MessagePosté par Marcel MONIN » Hier, 13:45
La classe politique malienne a vraisemblablement fait perdre l’Azawad au Mali.

Pourquoi ?

1/ A la suite de la défaite de ses militaires au début 2012, de la gouvernance du nord par les forces nationalistes, supplantées ensuite par les islamistes, la classe politique de Bamako  n’a pu rien faire. Elle a anesthésié Sanogo qui proposait (avec quelles chances de réussite ? est une autre question) de réagir. Puis elle a fait faire (ou laissé faire) le travail de reconquête (au moins formelle) par les troupes étrangères. 
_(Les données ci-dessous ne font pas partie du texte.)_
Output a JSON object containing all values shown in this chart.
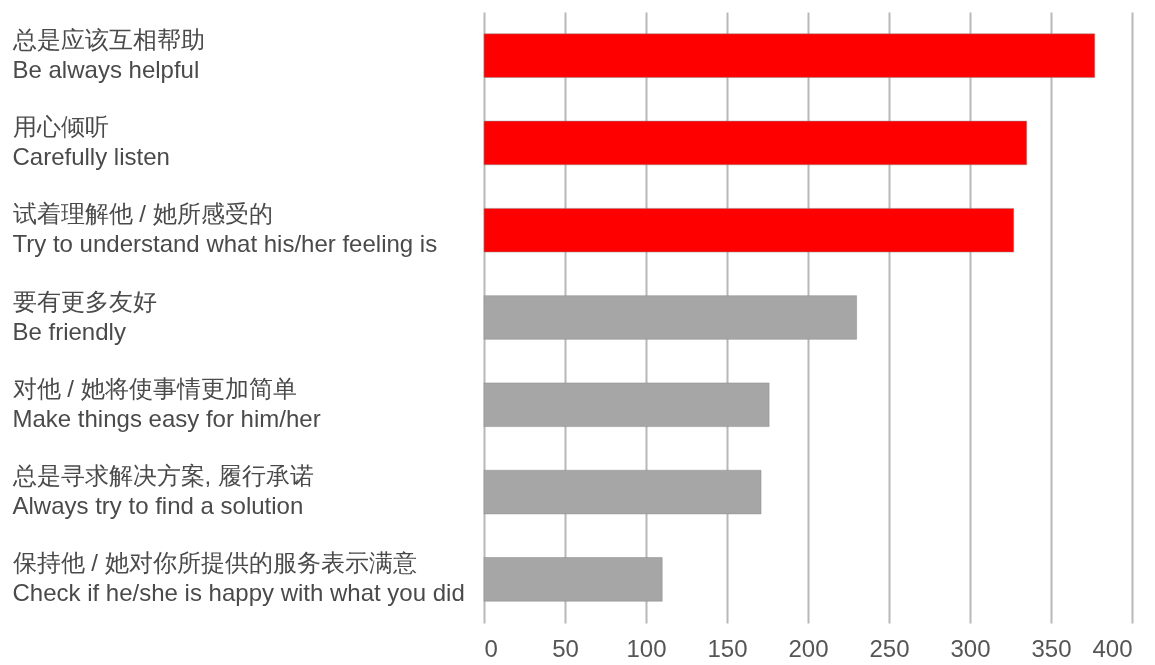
{
  "chart_data": {
    "type": "bar",
    "orientation": "horizontal",
    "categories": [
      "总是应该互相帮助\nBe always helpful",
      "用心倾听\nCarefully listen",
      "试着理解他 / 她所感受的\nTry to understand what his/her feeling is",
      "要有更多友好\nBe friendly",
      "对他 / 她将使事情更加简单\nMake things easy for him/her",
      "总是寻求解决方案, 履行承诺\nAlways try to find a solution",
      "保持他 / 她对你所提供的服务表示满意\nCheck if he/she is happy with what you did"
    ],
    "values": [
      377,
      335,
      327,
      230,
      176,
      171,
      110
    ],
    "colors": [
      "#ff0000",
      "#ff0000",
      "#ff0000",
      "#a6a6a6",
      "#a6a6a6",
      "#a6a6a6",
      "#a6a6a6"
    ],
    "xlim": [
      0,
      400
    ],
    "xticks": [
      0,
      50,
      100,
      150,
      200,
      250,
      300,
      350,
      400
    ],
    "grid": "x"
  }
}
Quant à elle, elle a fait de la politique. Politicienne. 
Elle a signé des accords avec les mouvements du Nord. 
Dont une partie des dispositions l’intéressait : Celles qui avaient pour objet de lui permettre de perdurer à l’occasion des élections présidentielles et des élections législatives. Dispositions qui ont été respectés par les mouvements du nord ainsi que l’élection d’un président de la République, la nomination par lui de ministres, l’élection des députés en attestent .
Sur le reste (ce qui intéressait les gens du nord) : rien. 
Au lieu de discuter, une fois les élections faites, du contenu concret de la situation du nord avec des interlocuteurs (qui dans la perspective d’un changement réel des comportements, avaient renoncé à l’indépendance), qu’ont fait les « responsables » politiques ?  Les « responsables » politiques ont fait trainer par les appels à Dieu ou à la compassion des autres, les anathèmes, les accusations, …  la logorrhée. 
En résumé : rien. 
C’est à dire tout, sauf appliquer les accords de Ouagadougou. 
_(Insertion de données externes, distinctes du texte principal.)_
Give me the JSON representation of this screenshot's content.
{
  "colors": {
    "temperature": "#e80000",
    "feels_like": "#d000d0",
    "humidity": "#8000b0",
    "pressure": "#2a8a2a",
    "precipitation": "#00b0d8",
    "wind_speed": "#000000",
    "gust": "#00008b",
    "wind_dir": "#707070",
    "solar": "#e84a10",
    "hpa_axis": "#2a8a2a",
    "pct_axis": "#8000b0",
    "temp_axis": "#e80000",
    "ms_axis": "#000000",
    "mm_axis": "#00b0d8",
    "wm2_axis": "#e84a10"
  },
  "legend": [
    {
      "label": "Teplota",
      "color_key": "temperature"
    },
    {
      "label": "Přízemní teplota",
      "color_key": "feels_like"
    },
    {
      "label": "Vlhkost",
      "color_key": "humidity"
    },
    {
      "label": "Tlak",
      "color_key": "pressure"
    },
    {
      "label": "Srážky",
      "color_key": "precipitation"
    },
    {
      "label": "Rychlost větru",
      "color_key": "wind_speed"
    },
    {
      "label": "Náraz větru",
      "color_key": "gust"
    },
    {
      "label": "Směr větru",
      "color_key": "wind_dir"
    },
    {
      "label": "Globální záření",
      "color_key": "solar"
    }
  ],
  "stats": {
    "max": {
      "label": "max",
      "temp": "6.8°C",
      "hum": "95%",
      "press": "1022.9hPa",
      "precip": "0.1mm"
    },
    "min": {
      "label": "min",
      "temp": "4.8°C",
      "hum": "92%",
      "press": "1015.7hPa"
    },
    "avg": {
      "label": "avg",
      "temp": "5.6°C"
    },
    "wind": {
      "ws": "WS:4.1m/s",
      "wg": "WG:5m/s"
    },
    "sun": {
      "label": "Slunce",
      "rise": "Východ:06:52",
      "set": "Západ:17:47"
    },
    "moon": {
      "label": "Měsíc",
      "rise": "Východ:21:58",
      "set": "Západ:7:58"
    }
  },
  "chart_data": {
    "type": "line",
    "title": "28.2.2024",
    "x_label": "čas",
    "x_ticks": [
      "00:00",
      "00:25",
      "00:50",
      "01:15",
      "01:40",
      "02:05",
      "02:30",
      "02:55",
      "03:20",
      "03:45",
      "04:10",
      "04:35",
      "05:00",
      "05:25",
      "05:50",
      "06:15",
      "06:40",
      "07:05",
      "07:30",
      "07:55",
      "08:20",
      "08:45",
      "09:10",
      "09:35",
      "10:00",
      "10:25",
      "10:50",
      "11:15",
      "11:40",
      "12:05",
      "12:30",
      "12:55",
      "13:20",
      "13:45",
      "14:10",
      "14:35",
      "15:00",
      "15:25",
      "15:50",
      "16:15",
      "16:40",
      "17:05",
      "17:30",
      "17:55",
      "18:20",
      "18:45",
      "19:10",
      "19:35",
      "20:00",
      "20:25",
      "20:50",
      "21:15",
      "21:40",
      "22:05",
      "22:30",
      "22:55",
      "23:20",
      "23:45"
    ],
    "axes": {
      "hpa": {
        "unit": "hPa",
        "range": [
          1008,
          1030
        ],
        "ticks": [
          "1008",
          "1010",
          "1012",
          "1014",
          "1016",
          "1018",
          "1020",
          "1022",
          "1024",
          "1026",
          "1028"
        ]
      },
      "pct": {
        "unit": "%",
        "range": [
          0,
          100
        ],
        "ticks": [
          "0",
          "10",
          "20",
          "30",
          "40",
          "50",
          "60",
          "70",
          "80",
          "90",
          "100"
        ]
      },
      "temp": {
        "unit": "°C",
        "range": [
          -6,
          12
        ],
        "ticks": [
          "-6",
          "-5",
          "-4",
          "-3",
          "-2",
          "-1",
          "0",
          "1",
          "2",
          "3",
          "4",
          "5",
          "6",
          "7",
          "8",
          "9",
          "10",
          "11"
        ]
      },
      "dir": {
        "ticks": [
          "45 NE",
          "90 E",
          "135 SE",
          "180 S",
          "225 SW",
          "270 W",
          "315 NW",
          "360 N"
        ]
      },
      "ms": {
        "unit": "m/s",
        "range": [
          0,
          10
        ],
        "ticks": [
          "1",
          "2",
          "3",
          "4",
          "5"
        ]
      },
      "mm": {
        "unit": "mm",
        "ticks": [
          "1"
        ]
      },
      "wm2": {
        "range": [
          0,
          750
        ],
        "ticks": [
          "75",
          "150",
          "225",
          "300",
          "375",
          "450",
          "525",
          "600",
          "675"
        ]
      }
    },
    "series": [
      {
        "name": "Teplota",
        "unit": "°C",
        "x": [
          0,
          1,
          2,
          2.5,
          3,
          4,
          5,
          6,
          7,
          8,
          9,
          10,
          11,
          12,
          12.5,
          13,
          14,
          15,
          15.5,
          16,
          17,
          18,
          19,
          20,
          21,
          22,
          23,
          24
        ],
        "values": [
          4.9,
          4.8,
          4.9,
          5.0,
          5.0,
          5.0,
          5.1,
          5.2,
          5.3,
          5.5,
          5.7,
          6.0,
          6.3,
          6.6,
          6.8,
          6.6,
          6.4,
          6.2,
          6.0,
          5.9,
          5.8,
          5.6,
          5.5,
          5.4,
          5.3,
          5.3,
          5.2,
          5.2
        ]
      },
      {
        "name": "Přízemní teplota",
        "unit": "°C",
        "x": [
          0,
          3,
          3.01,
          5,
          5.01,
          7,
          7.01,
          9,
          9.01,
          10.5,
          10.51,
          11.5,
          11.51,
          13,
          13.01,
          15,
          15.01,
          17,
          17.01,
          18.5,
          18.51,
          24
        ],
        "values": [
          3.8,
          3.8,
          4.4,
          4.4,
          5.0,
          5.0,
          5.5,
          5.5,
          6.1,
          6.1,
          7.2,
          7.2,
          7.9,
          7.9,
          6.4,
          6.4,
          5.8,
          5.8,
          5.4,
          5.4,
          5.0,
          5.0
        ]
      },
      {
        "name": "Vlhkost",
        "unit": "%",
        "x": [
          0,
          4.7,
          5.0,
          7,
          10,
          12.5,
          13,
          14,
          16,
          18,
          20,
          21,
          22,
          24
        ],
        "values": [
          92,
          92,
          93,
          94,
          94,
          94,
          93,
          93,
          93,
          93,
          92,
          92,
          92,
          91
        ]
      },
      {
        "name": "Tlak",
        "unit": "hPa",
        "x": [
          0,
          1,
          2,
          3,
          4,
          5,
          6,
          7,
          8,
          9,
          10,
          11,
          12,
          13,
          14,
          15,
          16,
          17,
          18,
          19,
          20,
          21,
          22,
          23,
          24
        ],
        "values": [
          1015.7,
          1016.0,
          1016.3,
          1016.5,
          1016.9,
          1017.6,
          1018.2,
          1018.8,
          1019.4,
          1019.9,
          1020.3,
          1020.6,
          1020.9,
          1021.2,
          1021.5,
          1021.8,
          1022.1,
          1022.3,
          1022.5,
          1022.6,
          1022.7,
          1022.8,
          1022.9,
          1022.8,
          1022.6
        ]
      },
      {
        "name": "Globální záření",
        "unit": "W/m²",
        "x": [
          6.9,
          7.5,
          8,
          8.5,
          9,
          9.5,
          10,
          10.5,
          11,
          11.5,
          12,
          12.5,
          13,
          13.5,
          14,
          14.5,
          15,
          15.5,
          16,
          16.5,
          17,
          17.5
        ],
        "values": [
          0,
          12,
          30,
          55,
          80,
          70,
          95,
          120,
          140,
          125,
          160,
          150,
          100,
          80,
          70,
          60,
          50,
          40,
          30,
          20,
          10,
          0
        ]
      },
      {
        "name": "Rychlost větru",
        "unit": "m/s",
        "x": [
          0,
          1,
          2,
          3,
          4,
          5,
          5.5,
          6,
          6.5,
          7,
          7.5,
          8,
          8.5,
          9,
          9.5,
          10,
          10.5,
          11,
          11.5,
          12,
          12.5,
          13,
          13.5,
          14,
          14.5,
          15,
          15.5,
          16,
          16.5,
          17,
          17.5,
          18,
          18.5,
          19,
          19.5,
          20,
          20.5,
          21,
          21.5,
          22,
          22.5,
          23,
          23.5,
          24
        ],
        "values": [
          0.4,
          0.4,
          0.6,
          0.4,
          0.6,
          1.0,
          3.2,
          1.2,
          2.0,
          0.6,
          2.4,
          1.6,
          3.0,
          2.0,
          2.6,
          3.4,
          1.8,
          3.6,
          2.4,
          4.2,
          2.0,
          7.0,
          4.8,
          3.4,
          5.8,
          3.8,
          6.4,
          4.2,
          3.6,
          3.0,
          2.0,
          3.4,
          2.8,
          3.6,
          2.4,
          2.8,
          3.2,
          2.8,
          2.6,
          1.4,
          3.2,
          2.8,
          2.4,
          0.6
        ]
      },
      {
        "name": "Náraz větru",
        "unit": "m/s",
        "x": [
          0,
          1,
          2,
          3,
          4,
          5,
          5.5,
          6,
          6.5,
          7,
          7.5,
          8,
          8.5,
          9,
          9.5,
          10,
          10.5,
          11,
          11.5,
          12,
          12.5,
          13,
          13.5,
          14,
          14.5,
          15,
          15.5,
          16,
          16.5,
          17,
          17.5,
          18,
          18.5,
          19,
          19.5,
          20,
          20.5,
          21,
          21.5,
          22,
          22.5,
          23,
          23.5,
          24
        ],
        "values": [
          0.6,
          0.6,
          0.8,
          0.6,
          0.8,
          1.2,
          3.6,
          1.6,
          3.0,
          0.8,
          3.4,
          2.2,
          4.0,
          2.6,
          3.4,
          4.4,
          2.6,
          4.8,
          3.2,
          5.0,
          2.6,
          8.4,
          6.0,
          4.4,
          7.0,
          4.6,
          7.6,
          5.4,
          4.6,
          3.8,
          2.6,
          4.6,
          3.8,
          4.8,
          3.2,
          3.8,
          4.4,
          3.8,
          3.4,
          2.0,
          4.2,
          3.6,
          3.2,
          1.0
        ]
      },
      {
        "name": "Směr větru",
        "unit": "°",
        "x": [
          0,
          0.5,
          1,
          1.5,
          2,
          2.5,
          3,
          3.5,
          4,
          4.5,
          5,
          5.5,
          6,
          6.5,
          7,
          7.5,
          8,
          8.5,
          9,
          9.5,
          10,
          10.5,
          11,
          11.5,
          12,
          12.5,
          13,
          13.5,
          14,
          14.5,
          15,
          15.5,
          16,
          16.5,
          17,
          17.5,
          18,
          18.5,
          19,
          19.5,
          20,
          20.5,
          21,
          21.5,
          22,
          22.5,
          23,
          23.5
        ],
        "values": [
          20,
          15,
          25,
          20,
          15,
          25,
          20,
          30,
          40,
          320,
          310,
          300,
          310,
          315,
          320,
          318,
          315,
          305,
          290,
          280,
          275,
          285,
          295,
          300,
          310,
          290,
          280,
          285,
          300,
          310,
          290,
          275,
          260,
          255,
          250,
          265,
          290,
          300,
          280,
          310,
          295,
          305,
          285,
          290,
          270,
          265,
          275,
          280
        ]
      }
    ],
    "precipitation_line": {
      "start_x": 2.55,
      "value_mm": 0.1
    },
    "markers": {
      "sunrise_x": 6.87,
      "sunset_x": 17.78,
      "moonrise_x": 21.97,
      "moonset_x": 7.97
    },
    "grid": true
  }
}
2/ Les mouvements du nord ont donc fini par comprendre que la classe politique malienne s’était moquée d’eux en leur faisant signer les accords de Ouagadougou. Dont le texte techniquement léonin (texte sur internet) est confirmé par l’application (c’est à dire en réalité par la non application) des dispositions de fond. 
Avec une confirmation éclatante de la stratégie de « l’entourloupe » avec le coup de mai 2014 tenté par l’armée malienne à l’occasion de l’équipée du Premier Ministre Moussa Mara à Kidal.
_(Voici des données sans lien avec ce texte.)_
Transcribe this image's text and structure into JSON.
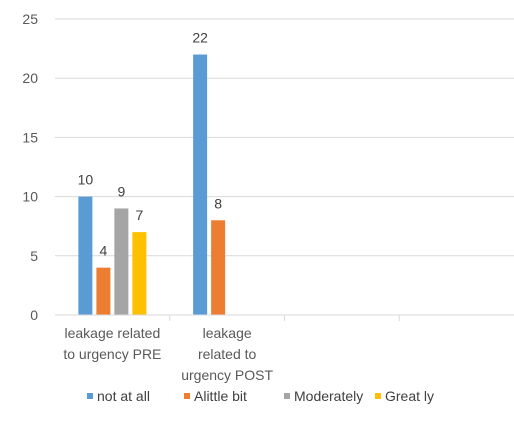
{
  "chart_data": {
    "type": "bar",
    "title": "",
    "xlabel": "",
    "ylabel": "",
    "ylim": [
      0,
      25
    ],
    "yticks": [
      0,
      5,
      10,
      15,
      20,
      25
    ],
    "grid": true,
    "legend_position": "bottom",
    "categories": [
      [
        "leakage related",
        "to urgency PRE"
      ],
      [
        "leakage",
        "related to",
        "urgency POST"
      ],
      [
        ""
      ],
      [
        ""
      ]
    ],
    "series": [
      {
        "name": "not at all",
        "color": "#5b9bd5",
        "values": [
          10,
          22,
          null,
          null
        ]
      },
      {
        "name": "Alittle bit",
        "color": "#ed7d31",
        "values": [
          4,
          8,
          null,
          null
        ]
      },
      {
        "name": "Moderately",
        "color": "#a5a5a5",
        "values": [
          9,
          null,
          null,
          null
        ]
      },
      {
        "name": "Great ly",
        "color": "#ffc000",
        "values": [
          7,
          null,
          null,
          null
        ]
      }
    ]
  }
}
3/ Les étrangers ont constaté la même chose. 
C’est à dire que les nationalistes du nord ne pourront que reprendre les armes à la moindre occasion. A la moindre provocation, au moindre danger pour eux ou pour les populations. Et, puisque Bamako ne veut pas discuter d’un avenir commun, organiser en conséquence l’indépendance 
Les étrangers ont constaté qu’il faudrait attendre bien longtemps (en tous cas trop longtemps au regard des impératifs d’exploitation des richesses du nord, dans un contexte de compétition internationale), pour compter sur les troupes du gouvernement malien pour assurer l’autorité de ce gouvernement sur les ressources en question. 
Etrangers parmi lesquels certains murmurent que les soldats maliens (ou certains d’entre eux qu’il est difficile d’isoler des autres) auraient deux spécialités qui l’une et l’autre engendrent et alimentent des problèmes et ne sont pas efficaces : tuer des civils désarmés, ou décamper quand leurs vis-à-vis sont armés. Ce jugement est sans doute hâtif et injuste pour certains militaires. Mais il circule. 
En bref : puisque les politiciens de Bamako ne veulent pas et que leurs troupes ne peuvent pas , et ce avant (trop) longtemps, il faut trouver, rapidement, une solution de rechange.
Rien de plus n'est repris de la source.